The Conservative Party isn’t for young people. The Conservative Party have only ruined our prospects since they came to power in 2010. It’s not just about working hard. There is so much more to this debate that we’re not talking about. We’re not very good at providing young people with the skills they need for the world of work. A three-week intensive scheme isn’t going to solve the problem of youth unemployment in Britain. And no matter what the government thinks, I don’t think that young people are going to pick up these skills in three weeks – no matter how ‘intense’ this placement will be. 71 hours will never be enough. Also, it’s worth noting that young people are less likely to participate in the scheme with a willingness to learn if this is something you’re forcing them to do.

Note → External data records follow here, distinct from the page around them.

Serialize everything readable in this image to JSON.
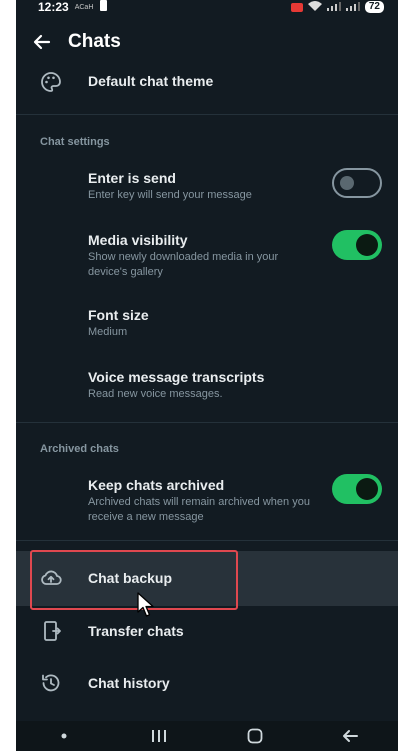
{
  "status_bar": {
    "time": "12:23",
    "small_label": "ACaH",
    "battery": "72"
  },
  "header": {
    "title": "Chats"
  },
  "items": {
    "theme": {
      "title": "Default chat theme"
    },
    "chat_settings_header": "Chat settings",
    "enter_is_send": {
      "title": "Enter is send",
      "subtitle": "Enter key will send your message",
      "enabled": false
    },
    "media_visibility": {
      "title": "Media visibility",
      "subtitle": "Show newly downloaded media in your device's gallery",
      "enabled": true
    },
    "font_size": {
      "title": "Font size",
      "subtitle": "Medium"
    },
    "voice_transcripts": {
      "title": "Voice message transcripts",
      "subtitle": "Read new voice messages."
    },
    "archived_header": "Archived chats",
    "keep_archived": {
      "title": "Keep chats archived",
      "subtitle": "Archived chats will remain archived when you receive a new message",
      "enabled": true
    },
    "chat_backup": {
      "title": "Chat backup"
    },
    "transfer_chats": {
      "title": "Transfer chats"
    },
    "chat_history": {
      "title": "Chat history"
    }
  },
  "colors": {
    "background": "#121b22",
    "accent_green": "#21c063",
    "highlight_border": "#e0484f",
    "secondary_text": "#8696a0"
  },
  "icons": {
    "back": "arrow-left-icon",
    "theme": "palette-icon",
    "backup": "cloud-upload-icon",
    "transfer": "phone-transfer-icon",
    "history": "history-icon"
  }
}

What Cameron and the like forget is that being a young person in Britain today is hard. The typical student will graduate with £45,000 debt. The wages of those aged between 22 and 30 have reduced significantly. Almost 30 per cent of 22- to 30-year-olds are in poverty after accounting for higher housing costs. 83,000 young people homeless in Britain. Although youth unemployment has fallen by two per cent among young white people, it has risen by 49 per cent among BME young people. The government may have made a commitment to transform mental health care, but services for children and young people in England were cut by £35million.
I’m lucky enough to go to a school where I’ve given a broad, enriching and well-rounded curriculum. This isn’t the same for every young person in Britain – and it shouldn’t be about luck. There should be efforts to level the playing field. When the Conservatives came to power in 2010, the educational maintenance allowance, a small sum to encourage young people to stay in school post-16 was scrapped. Since then, the maintenance grants for poorer students at university were chopped, tuition fees have increased and the housing benefit has been scrapped for under-21s. Even young people under 25 who are working very hard will not be able to receive the national living wage of £7.20 from next year. But of course, we should be grateful because there will be 3 million new apprenticeships by 2020, right?
If there’s anything the Conservatives can learn, it’s to stop blaming vulnerable young people, when all they’ve done is contributed to making the climate worse. (That, and to not bring up policy ideas that were suggested in the past – and failed to come through. This was suggested by Chris Grayling in 2008). It’s not great being a young person today with living standards falling, debt increasing, lack of skilled jobs and unaffordable housing. What the Tories need to do is work with all of us to change things and make our futures brighter.